Elles répondraient pourtant à la demande des consommateurs. Celle de se sentir acteur du système et d’entrer dans une dynamique relationnelle avec les autres évaluateurs. Leurs avis, peut-on lire dans la revue Réseaux, forment un «discours sur la qualité du produit, qui vient compléter et concurrencer les nombreuses formes de qualification qui accompagnent déjà les biens de consommation: labels, normes, marques, slogans publicitaires, informations sur la composition, avis d’experts, guides, etc.» Mieux encore, le consommateur en retirerait une forme de gratification personnelle, associée au plaisir d’écrire pour relater son expérience.

Les avis trop dithyrambiques peuvent se heurter à un seuil de crédibilité.

Guerre des étoiles

C’est aussi ce que montre de façon plus empirique une étude américaine menée par Brightlocal, spécialiste du marketing local, auprès d’un millier d’utilisateurs de services en ligne et publiée en mars 2024. Elle confirme que le consommateur ne se fie plus uniquement aux gages de qualité qu’on lui présente et entend collecter ses propres informations. Quand il doit poser un choix, un consommateur sur trois vérifie les évaluations subjectives sur au moins deux sites. Un sur quatre prend même la peine de vérifier sur un troisième. Quatre-vingts pour cent de ceux qui mènent ces recherches le font sur Google, 45% sur Facebook. L’étude précise également que le consommateur, lorsqu’il consulte les avis sur un commerce ou un établissement dans lequel il envisage de se rendre, accorde beaucoup d’importance au fait que le propriétaire du lieu réponde aux avis postés, d’autant plus s’ils sont négatifs.

Il aime également que cette réponse argumentée soit fournie dans les deux ou trois jours. Le fait que les clients décrivent brièvement (les récit longs et détaillés ne retiennent pas l’attention) leur expérience positive, et qu’ils le fassent sans utiliser de pseudo, peut clairement faire pencher la balance en faveur d’une adresse. Trente-sept pour cent des utilisateurs, enfin, ne prêtent pas attention aux enseignes sous lesquelles ne brillent pas au moins quatre étoiles. Un pourcentage en léger recul ces deux dernières années.

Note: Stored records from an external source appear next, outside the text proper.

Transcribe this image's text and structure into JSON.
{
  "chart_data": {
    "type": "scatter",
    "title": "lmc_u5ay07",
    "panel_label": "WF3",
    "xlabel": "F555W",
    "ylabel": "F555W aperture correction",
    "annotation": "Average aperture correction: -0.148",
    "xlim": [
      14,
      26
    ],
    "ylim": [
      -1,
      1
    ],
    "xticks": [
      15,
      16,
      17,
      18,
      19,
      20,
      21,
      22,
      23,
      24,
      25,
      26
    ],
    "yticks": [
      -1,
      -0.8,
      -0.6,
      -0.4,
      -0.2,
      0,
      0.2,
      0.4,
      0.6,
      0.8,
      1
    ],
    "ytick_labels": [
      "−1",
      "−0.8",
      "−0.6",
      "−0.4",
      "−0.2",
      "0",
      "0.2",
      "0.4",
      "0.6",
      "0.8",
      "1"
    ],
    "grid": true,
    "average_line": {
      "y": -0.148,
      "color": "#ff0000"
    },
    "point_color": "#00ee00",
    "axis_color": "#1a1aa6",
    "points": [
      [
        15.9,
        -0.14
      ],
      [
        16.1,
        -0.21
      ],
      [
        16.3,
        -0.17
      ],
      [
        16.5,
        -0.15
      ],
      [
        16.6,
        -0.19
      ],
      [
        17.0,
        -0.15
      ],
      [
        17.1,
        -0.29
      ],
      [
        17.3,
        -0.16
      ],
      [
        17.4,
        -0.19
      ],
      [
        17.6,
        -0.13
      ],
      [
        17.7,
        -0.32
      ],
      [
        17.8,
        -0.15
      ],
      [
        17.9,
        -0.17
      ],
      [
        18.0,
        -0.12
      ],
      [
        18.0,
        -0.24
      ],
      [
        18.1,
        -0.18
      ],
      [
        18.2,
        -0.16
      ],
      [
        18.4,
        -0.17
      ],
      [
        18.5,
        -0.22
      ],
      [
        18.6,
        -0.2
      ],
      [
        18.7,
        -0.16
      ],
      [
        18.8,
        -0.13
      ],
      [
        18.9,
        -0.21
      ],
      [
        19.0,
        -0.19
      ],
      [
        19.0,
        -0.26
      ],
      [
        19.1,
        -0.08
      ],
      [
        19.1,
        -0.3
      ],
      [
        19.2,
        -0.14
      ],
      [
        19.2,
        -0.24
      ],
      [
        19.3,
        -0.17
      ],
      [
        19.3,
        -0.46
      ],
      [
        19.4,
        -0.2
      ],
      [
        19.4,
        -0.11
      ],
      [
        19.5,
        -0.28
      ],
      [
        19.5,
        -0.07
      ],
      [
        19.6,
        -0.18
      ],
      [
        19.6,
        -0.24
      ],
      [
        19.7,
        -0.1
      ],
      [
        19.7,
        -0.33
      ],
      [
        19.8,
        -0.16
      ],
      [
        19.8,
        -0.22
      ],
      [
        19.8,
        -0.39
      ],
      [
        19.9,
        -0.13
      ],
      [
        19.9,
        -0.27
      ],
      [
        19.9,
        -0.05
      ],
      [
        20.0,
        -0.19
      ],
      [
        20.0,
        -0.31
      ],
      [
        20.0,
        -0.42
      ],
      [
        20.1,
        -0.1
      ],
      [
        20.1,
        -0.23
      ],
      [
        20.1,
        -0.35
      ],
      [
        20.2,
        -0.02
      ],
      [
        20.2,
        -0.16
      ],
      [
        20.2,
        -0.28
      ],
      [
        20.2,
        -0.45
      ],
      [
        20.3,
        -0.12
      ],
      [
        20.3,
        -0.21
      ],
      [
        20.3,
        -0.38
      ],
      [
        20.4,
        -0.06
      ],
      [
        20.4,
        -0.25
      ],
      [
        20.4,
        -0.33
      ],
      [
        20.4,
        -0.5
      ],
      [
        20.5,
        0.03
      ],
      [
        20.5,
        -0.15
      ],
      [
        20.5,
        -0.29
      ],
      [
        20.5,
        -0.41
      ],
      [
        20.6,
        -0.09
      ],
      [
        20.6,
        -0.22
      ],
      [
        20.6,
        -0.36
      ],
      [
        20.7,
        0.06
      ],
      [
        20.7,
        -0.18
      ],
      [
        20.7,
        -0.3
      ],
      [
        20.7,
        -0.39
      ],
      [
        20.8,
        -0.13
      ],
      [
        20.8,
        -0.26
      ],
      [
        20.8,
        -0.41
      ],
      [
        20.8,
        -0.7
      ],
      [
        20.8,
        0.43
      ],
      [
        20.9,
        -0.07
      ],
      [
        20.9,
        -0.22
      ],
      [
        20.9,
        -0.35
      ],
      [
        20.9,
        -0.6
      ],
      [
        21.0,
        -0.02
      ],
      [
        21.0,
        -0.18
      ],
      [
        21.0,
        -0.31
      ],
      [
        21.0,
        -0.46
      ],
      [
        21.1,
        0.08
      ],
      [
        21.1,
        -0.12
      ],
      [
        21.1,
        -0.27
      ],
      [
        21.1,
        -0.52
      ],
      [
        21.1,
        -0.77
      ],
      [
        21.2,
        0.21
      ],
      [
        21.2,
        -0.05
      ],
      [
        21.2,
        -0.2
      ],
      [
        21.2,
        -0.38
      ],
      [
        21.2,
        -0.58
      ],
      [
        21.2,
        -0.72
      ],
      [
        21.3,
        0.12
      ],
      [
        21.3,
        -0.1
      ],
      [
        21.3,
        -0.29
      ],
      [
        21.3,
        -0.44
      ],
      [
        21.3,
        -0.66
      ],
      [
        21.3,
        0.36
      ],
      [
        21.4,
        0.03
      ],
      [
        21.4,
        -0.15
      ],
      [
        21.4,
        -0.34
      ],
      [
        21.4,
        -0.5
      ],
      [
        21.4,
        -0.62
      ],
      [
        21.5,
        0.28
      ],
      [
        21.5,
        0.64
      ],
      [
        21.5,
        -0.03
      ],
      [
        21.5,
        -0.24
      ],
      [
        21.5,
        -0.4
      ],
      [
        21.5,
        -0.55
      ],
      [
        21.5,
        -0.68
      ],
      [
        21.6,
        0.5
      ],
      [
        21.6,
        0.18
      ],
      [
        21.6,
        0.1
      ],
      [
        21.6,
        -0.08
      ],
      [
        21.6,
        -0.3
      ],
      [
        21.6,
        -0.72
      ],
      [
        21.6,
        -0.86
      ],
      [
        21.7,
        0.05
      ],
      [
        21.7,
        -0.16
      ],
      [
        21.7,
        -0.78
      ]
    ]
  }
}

Pour le vendeur ou le prestataire de service, ces évaluations profanes sur leur business sont une arme à double tranchant. Les études, éclaire Quentin Van Donghen, montrent que les scores sont particulièrement importants pour le consommateur lorsque celui-ci envisage l’achat d’un produit ou d’un service coûteux ou pour lequel il n’a pas d’expérience antérieure. On sait aussi que l’internaute aime attendre qu’un premier avis soit posté avant de se lancer et qu’en dessous de 20 avis, un commerce semble encore peu crédible. Si le premier avis tarde et, qu’en prime, le client étale son insatisfaction, le lancement risque de s’avérer compliqué. Un système d’autant plus cruel pour les petits indépendants et les commerces locaux qui misent beaucoup sur le bouche-à-oreille, y compris digital.

Pour donner cette impression de succès immédiat, certains vendeurs proposent des bons de réduction ou des avantages en «échange» d’avis qui, dans la plupart des cas, leurs seront particulièrement favorables. Mais gare à l’effet lissage, met en garde le chercheur de l’ULB. Les avis trop dithyrambiques peuvent se heurter à un seuil de crédibilité. Le consommateur a également tendance à «sauter» les avis trop tranchés et les commentaires extrêmes pour se concentrer sur les évaluations plus modérées et argumentées.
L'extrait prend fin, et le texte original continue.